La polizia giudiziaria ha dichiarato di essersi unita, attraverso l'Unità nazionale per la lotta alla criminalità informatica e tecnologica, a un'operazione globale guidata da Europol. L'operazione si è concentrata sull'arresto e la prevenzione di oltre 75.000 persone coinvolte in attacchi "DDoS a pagamento", secondo una dichiarazione sull'operazione "PowerOFF".

Attacchi "DDoS su commissione

Gli attacchi "DDoS-for-hire" (distributed denial-of-service) sono una forma di criminalità informatica che opera come un mercato per l'appalto di servizi, dove è possibile acquistare attacchi informatici, modelli che mirano a server, siti web o servizi online, come le piattaforme di vendita.

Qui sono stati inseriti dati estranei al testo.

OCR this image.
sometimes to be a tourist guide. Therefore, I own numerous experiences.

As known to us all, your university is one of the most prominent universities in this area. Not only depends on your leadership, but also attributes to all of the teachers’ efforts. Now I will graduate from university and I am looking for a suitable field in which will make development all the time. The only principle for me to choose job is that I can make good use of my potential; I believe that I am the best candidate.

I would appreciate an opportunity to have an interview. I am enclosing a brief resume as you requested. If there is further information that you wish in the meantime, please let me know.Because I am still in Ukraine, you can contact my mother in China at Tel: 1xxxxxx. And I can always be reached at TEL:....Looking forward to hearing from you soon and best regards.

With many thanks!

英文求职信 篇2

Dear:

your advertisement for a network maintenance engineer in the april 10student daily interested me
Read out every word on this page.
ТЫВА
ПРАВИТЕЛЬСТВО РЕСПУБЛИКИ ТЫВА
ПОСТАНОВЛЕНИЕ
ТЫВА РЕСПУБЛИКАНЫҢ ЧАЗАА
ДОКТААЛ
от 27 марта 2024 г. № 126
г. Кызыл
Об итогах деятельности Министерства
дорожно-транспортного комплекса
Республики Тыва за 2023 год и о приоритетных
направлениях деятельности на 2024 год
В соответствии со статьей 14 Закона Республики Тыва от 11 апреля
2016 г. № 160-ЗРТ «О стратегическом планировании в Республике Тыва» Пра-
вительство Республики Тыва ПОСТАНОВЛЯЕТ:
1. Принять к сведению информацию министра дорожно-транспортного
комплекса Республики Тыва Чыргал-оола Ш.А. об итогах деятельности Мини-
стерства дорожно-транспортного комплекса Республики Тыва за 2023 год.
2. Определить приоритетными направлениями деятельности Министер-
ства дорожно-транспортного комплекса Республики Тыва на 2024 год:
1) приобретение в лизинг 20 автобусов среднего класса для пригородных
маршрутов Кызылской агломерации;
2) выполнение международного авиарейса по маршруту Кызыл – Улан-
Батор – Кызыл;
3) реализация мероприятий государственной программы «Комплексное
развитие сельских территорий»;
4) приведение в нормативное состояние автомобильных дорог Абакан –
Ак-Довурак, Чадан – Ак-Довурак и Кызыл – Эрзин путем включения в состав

In questi attacchi, le pagine o i servizi vengono inondati da richieste di connessione fraudolente. Queste richieste sono prodotte da botnet: reti di robot o computer infettati da software maligni (malware). L'obiettivo è rendere il servizio non disponibile per gli utenti legittimi. Le richieste fraudolente sovraccaricano il servizio, impedendogli di rispondere all'elevato volume di connessioni in entrata.

"I servizi Booter consentono agli utenti di lanciare attacchi DDoS contro siti web, server o reti specifici. La loro infrastruttura comprende server, database e altri componenti tecnici che consentono l'attività DDoS a pagamento. Sequestrando queste infrastrutture, le autorità hanno potuto fermare queste operazioni criminali e prevenire ulteriori danni alle vittime", si legge nella dichiarazione del PJ.

"La polizia ha anche ottenuto banche dati che hanno aiutato gli esperti di Europol a supportare i loro partner, fornendo informazioni su oltre tre milioni di account utente", ha dichiarato il PJ.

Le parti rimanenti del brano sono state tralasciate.